Women of Will at Shakespeare & Company
LENOX, Mass. - For one night only, Tina Packer, Shakespeare & Company’s Founding Artistic Director, presents a very special sneak peek of her nearly completed opus, WOMEN OF WILL: Following the Feminine in Shakespeare’s Plays.Packer, who received a Guggenheim Fellowship to develop this signature work, has presented it in various workshop iterations over the past fifteen years. The completed version will include five parts. A one-part, Overview iteration will makes its world premiere with three performances at the Mercury Theatre in Colchester, England in March. Packer presents a special preview of WOMEN OF WILL at S&Co.’s Elayne P. Bernstein Theatre on February 28 at 7pm. All seating is by general admission, and tickets are $26 each.
S&Co.’s usual range of discounting options are available for this performance, including discounts for groups, students, Seniors, and the very popular 40% Berkshire Resident Discount. The Bernstein is wheelchair accessible and hearing aid assisted. Contact the Box Office at (413) 637-3353 or boxoffice@shakespeare.org to order tickets or learn more about discount availability, or order tickets from www.shakespeare.org. The Bernstein Theatre is wheelchair-accessible.
Featuring Packer and S&Co. favorite Nigel Gore, Women of Will is directed by Eric Tucker (Pinter’s Mirror) and includes scenes from Henry VI, Richard III, Romeo and Juliet, Othello, As You Like It, Macbeth, Pericles and Henry VIII. The scenes provide insight into the chronological growth of Shakespeare’s portrayal not only of female characters but of the qualities traditionally considered feminine.

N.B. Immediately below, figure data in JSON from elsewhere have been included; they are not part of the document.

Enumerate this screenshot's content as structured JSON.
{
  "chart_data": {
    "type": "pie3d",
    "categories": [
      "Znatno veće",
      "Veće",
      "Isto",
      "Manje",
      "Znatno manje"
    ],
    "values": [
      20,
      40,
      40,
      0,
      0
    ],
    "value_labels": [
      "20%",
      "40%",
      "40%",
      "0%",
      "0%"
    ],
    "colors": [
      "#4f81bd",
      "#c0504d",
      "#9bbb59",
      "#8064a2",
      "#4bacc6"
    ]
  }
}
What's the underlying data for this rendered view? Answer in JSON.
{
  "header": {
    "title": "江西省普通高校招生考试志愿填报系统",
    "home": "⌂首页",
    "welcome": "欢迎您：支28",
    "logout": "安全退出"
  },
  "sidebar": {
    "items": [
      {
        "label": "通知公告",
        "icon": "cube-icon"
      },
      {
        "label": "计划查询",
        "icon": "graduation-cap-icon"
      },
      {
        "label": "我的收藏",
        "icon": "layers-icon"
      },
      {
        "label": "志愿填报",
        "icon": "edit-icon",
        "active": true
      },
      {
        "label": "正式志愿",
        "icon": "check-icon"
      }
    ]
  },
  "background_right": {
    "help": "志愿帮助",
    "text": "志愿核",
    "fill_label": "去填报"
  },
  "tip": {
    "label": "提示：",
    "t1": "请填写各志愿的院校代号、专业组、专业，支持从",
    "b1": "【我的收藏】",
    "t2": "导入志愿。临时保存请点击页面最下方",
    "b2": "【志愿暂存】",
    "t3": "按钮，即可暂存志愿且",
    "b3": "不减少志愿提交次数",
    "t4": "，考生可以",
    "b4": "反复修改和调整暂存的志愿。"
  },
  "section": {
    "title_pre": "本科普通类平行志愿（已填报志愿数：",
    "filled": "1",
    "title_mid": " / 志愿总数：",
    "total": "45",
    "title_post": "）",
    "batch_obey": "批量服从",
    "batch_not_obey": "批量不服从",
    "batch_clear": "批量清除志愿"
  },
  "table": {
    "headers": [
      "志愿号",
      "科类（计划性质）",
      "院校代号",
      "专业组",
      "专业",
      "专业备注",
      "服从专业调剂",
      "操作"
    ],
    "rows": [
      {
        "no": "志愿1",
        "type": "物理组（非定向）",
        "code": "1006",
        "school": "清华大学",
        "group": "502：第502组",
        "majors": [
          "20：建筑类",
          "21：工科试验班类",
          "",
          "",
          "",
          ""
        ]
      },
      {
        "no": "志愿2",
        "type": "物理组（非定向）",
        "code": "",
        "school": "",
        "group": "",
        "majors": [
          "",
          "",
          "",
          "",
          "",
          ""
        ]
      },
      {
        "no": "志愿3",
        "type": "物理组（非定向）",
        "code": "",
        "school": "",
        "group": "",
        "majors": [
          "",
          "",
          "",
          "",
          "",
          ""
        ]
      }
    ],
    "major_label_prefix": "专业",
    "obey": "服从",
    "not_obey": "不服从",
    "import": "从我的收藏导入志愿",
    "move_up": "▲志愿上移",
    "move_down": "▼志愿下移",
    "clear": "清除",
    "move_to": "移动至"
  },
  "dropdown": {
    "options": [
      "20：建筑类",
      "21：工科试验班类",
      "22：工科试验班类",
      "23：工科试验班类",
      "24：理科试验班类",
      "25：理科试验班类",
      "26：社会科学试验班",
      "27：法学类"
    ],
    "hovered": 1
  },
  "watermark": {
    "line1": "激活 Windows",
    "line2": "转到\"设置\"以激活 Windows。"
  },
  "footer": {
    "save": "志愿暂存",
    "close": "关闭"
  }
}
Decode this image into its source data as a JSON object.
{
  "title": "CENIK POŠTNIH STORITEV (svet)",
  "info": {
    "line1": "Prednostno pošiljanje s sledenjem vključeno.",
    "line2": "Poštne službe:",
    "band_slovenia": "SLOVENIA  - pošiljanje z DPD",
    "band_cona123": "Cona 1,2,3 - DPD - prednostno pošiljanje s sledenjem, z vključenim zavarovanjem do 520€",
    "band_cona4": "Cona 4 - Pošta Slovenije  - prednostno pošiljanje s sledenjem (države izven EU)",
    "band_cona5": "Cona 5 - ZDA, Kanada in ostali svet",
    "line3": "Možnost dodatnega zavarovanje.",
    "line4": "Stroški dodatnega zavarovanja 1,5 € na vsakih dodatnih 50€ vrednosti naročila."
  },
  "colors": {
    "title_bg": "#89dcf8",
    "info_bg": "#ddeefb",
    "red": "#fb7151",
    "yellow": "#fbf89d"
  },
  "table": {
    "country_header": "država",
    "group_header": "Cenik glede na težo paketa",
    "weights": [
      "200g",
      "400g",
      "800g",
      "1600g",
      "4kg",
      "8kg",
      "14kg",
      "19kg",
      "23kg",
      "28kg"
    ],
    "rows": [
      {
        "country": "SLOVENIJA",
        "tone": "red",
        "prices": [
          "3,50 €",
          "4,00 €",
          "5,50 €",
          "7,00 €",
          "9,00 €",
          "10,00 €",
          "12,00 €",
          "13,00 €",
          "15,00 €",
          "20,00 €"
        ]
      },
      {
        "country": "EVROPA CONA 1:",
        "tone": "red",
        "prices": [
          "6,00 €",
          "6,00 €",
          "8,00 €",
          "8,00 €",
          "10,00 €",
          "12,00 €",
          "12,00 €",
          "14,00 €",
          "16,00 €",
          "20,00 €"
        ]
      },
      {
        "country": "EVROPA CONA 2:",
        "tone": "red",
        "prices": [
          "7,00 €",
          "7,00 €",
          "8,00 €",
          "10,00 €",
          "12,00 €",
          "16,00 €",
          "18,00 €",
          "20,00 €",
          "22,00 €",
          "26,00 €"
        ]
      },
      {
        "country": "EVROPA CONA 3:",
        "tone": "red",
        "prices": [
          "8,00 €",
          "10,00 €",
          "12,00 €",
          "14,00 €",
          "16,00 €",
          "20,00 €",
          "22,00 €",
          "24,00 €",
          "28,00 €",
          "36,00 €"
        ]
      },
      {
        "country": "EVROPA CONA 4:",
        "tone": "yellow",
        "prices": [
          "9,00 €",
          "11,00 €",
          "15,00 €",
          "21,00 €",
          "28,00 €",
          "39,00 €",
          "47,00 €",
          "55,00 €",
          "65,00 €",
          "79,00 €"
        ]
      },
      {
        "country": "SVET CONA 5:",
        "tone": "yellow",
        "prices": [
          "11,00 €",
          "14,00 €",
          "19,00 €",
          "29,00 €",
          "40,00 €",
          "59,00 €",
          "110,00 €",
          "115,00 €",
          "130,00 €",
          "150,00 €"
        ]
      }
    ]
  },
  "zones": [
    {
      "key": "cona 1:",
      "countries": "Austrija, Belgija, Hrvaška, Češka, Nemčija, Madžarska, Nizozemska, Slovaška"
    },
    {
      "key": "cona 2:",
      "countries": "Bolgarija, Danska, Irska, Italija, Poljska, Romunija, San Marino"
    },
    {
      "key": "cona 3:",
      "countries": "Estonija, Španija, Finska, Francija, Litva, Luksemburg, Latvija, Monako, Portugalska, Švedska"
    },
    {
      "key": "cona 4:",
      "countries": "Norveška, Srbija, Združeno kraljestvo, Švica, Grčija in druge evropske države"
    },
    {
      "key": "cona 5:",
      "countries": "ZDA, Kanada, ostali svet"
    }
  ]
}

“The title itself has several meanings: obviously ‘Will’ in the sense of William Shakespeare. By looking at the women in the order in which Shakespeare wrote them, we can see how his attitude towards women changed over the years—and it did profoundly,” Packer says. “But ‘will’ also means will power or the will to power, and so we look at how women use power or how it is used against them. Finally, ‘will’ in Elizabethan English means sexual desire, or even the sexual parts. We will be examining how sexual desire is used in the plays. We’ll not be looking at the parts,”Packer adds with a laugh.
The performance presented February 28 is the comprehensive Overview version of the full, five-part program yet to be unveiled. The Overview encompasses Shakespeare’s whole canon, touching on the major points in each of the five acts. WOMEN OF WILL: Following the Feminine in Shakespeare’s Plays runs approximately three hours, with one intermission. Packer, Gore and Tucker will be available in the Bernstein lobby following the performance to meet patrons and continue the discussion.
“In many ways I’ve been working on this piece for the whole of my artistic life, and I have to ask the question: why should a 21st century feminist spend her time with a dead white male? Well the answer is because I grow, expand, understand myself better with every play in the canon I immerse myself in, and have from the time I was a young actor to becoming a director and teacher,” Packer says. “With each play, my awareness expands. He says things in such a way as allows me to understand the world—politically, psychologically, physically, poetically, philosophically—that change my personal and creative life.”